Im Studium wird zudem ein wichtiger Aspekt näher beleuchtet: der Einfluss der hiesigen komplexen Sprachensituation auf die Bildung. Leistungstests der Uni Luxemburg in Grundschule und auf der Sekundarstufe zeigen, dass die Sprache beim Lösen von Rechen- oder Textaufgaben eine wichtige Rolle spielt. Der Anteil luxemburgischsprachiger Schüler sinkt kontinuierlich, die sprachliche Vielfalt in den Klassen nimmt indes zu. In der Regelschule lernen Schüler Rechnen auf Deutsch, der Sprache, in der sie alphabetisiert werden. Viele müssen die Sprache erst mühsam lernen. Auf der Sekundarstufe wird dann in die Unterrichtssprache Französisch gewechselt. Begründet wurde der Wechsel damit, Schüler könnten so ihre Französischkenntnisse vertiefen und festigen. Untersuchungen aber geben Anlass, diesen vermeintlichen „Selbstläufer“ zu hinterfragen. Die landesweiten Lernstandstests Épreuves standardisées legen nahe, dass der Einfluss der Erstunterrichtssprache Deutsch bei luxemburgischen Schülern auch nach dem Wechsel ins Französische „dominant bleibt“ und dass der Rückgriff auf Französisch „eine zusätzliche kognitive Belastung“ darstellt, wie es im Épstan-Abschlussbericht heißt. Das bedeutet, dass Schüler, die eigentlich die kognitiven Fähigkeiten haben, um anspruchsvolle Mathematikaufgaben zu lösen, wegen der Sprachbarriere ihr Potenzial nicht (vollständig) abrufen können. Die Vergeudung von Talent ist nicht nur ungerecht gegenüber den betroffenen Kindern. In einer Gesellschaft, die seit Jahren einem Fachkräftemangel in den Mint-Fächern gegenübersteht, deren Wirtschaftsmodell (Finanzen, Versicherungen, IT, Satelliten) just auf diesen Kompetenzen aufbaut, ist es zudem sehr fahrlässig.

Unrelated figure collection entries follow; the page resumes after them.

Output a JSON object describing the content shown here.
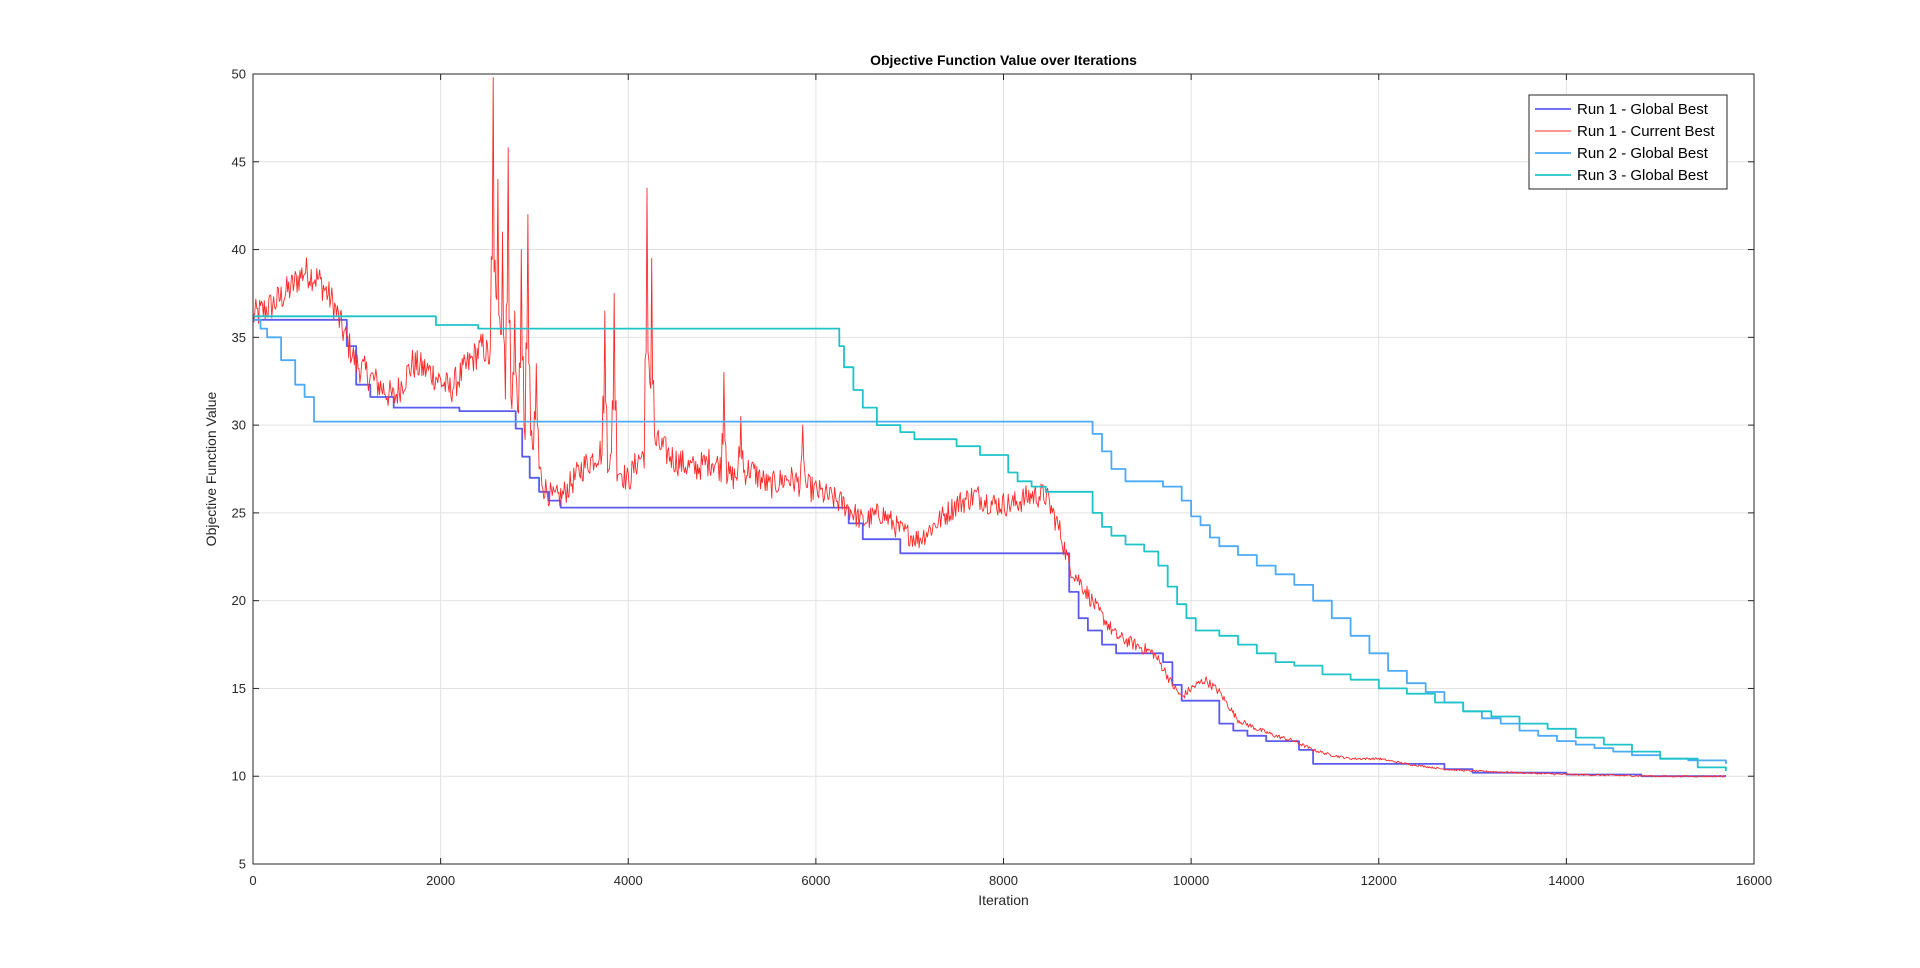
{
  "chart_data": {
    "type": "line",
    "title": "Objective Function Value over Iterations",
    "xlabel": "Iteration",
    "ylabel": "Objective Function Value",
    "xlim": [
      0,
      16000
    ],
    "ylim": [
      5,
      50
    ],
    "xticks": [
      0,
      2000,
      4000,
      6000,
      8000,
      10000,
      12000,
      14000,
      16000
    ],
    "yticks": [
      5,
      10,
      15,
      20,
      25,
      30,
      35,
      40,
      45,
      50
    ],
    "grid": true,
    "legend_position": "top-right",
    "series": [
      {
        "name": "Run 1 - Global Best",
        "color": "#5b5bef",
        "style": "step",
        "x": [
          0,
          900,
          1000,
          1100,
          1250,
          1500,
          2200,
          2800,
          2870,
          2950,
          3050,
          3150,
          3280,
          6100,
          6350,
          6500,
          6900,
          8650,
          8700,
          8800,
          8900,
          9050,
          9200,
          9700,
          9800,
          9900,
          10300,
          10450,
          10600,
          10800,
          11150,
          11300,
          12700,
          13000,
          14000,
          14800,
          15700
        ],
        "y": [
          36.0,
          36.0,
          34.5,
          32.3,
          31.6,
          31.0,
          30.8,
          29.8,
          28.2,
          27.0,
          26.2,
          25.7,
          25.3,
          25.3,
          24.4,
          23.5,
          22.7,
          22.7,
          20.5,
          19.0,
          18.3,
          17.5,
          17.0,
          16.5,
          15.2,
          14.3,
          13.0,
          12.6,
          12.3,
          12.0,
          11.5,
          10.7,
          10.4,
          10.2,
          10.1,
          10.0,
          10.0
        ]
      },
      {
        "name": "Run 1 - Current Best",
        "color": "#ff2b2b",
        "style": "noisy",
        "x": [
          0,
          200,
          400,
          550,
          700,
          850,
          950,
          1100,
          1300,
          1500,
          1700,
          1900,
          2100,
          2300,
          2450,
          2600,
          2750,
          2900,
          3000,
          3100,
          3200,
          3300,
          3500,
          3700,
          3900,
          4000,
          4100,
          4300,
          4500,
          4700,
          4900,
          5100,
          5300,
          5500,
          5700,
          5900,
          6100,
          6300,
          6500,
          6700,
          6900,
          7100,
          7300,
          7500,
          7700,
          7900,
          8100,
          8300,
          8450,
          8600,
          8700,
          8850,
          9000,
          9200,
          9400,
          9600,
          9700,
          9800,
          9900,
          10000,
          10150,
          10300,
          10500,
          10700,
          10900,
          11100,
          11300,
          11500,
          11700,
          12000,
          12300,
          12700,
          13000,
          13500,
          14000,
          14500,
          15000,
          15700
        ],
        "y": [
          36.2,
          36.8,
          37.8,
          38.8,
          38.3,
          37.0,
          35.5,
          33.5,
          32.5,
          31.5,
          33.5,
          33.0,
          32.0,
          33.5,
          34.5,
          33.0,
          31.0,
          30.0,
          28.5,
          26.5,
          25.8,
          26.0,
          27.5,
          28.5,
          27.5,
          26.8,
          28.0,
          29.0,
          28.0,
          27.5,
          28.0,
          27.0,
          27.5,
          26.5,
          27.0,
          26.5,
          26.0,
          25.5,
          24.5,
          25.0,
          24.0,
          23.5,
          24.5,
          25.5,
          26.0,
          25.5,
          25.5,
          26.0,
          26.0,
          24.0,
          22.0,
          20.8,
          19.5,
          18.0,
          17.5,
          17.0,
          16.2,
          15.2,
          14.5,
          15.0,
          15.5,
          14.8,
          13.2,
          12.7,
          12.3,
          12.0,
          11.5,
          11.2,
          11.0,
          11.0,
          10.7,
          10.4,
          10.3,
          10.2,
          10.1,
          10.05,
          10.0,
          10.0
        ]
      },
      {
        "name": "Run 2 - Global Best",
        "color": "#4daaf7",
        "style": "step",
        "x": [
          0,
          80,
          150,
          300,
          450,
          550,
          650,
          700,
          8800,
          8950,
          9050,
          9150,
          9300,
          9700,
          9900,
          10000,
          10100,
          10200,
          10300,
          10500,
          10700,
          10900,
          11100,
          11300,
          11500,
          11700,
          11900,
          12100,
          12300,
          12500,
          12700,
          12900,
          13100,
          13300,
          13500,
          13700,
          13900,
          14100,
          14300,
          14500,
          14700,
          15000,
          15300,
          15700
        ],
        "y": [
          36.0,
          35.5,
          35.0,
          33.7,
          32.3,
          31.6,
          30.2,
          30.2,
          30.2,
          29.5,
          28.5,
          27.5,
          26.8,
          26.5,
          25.7,
          24.8,
          24.3,
          23.6,
          23.1,
          22.6,
          22.0,
          21.5,
          20.9,
          20.0,
          19.0,
          18.0,
          17.0,
          16.0,
          15.3,
          14.8,
          14.2,
          13.7,
          13.3,
          13.0,
          12.6,
          12.3,
          12.0,
          11.8,
          11.6,
          11.4,
          11.2,
          11.0,
          10.9,
          10.7
        ]
      },
      {
        "name": "Run 3 - Global Best",
        "color": "#1fc4c9",
        "style": "step",
        "x": [
          0,
          1850,
          1950,
          2400,
          6200,
          6250,
          6300,
          6400,
          6500,
          6650,
          6900,
          7050,
          7500,
          7750,
          8050,
          8150,
          8300,
          8450,
          8600,
          8950,
          9050,
          9150,
          9300,
          9500,
          9650,
          9750,
          9850,
          9950,
          10050,
          10300,
          10500,
          10700,
          10900,
          11100,
          11400,
          11700,
          12000,
          12300,
          12600,
          12900,
          13200,
          13500,
          13800,
          14100,
          14400,
          14700,
          15000,
          15400,
          15700
        ],
        "y": [
          36.2,
          36.2,
          35.7,
          35.5,
          35.5,
          34.5,
          33.3,
          32.0,
          31.0,
          30.0,
          29.6,
          29.2,
          28.8,
          28.3,
          27.3,
          26.8,
          26.5,
          26.2,
          26.2,
          25.0,
          24.2,
          23.7,
          23.2,
          22.8,
          22.0,
          20.8,
          19.8,
          19.0,
          18.3,
          18.0,
          17.5,
          17.0,
          16.5,
          16.3,
          15.8,
          15.5,
          15.0,
          14.7,
          14.2,
          13.7,
          13.4,
          13.0,
          12.7,
          12.2,
          11.8,
          11.4,
          11.0,
          10.5,
          10.3
        ]
      }
    ]
  }
}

Ministerium und Schulen haben den Fehler im System erkannt und versuchen gegenzusteuern: In den Lyzeen Redingen und Grevenmacher gibt es Mathe sowohl auf Deutsch als auch auf Französisch im Angebot. „Die Diversifizierung des Schulangebots ist der Schlüssel für das Problem der großen Schülervielfalt“, sagt Michel Lanners und verweist auch auf Angebote auf Englisch in Differdingen und in Luxemburg-Stadt. Wie sehr Deutsch als kontinuierliche Unterrichtssprache hilft, Matheleistungen zu verbessern, soll eine Evaluation in Zusammenarbeit mit der Uni Luxemburg zeigen. Auf jeden Fall haben sich die Grevenmacher Schüler/innen und die des Atert-Lyzeum in Redingen beim landesweiten Mathewettbewerb Maach Mat(h) dieses Jahr super geschlagen: Sie landeten jeweils auf den vordersten Plätzen.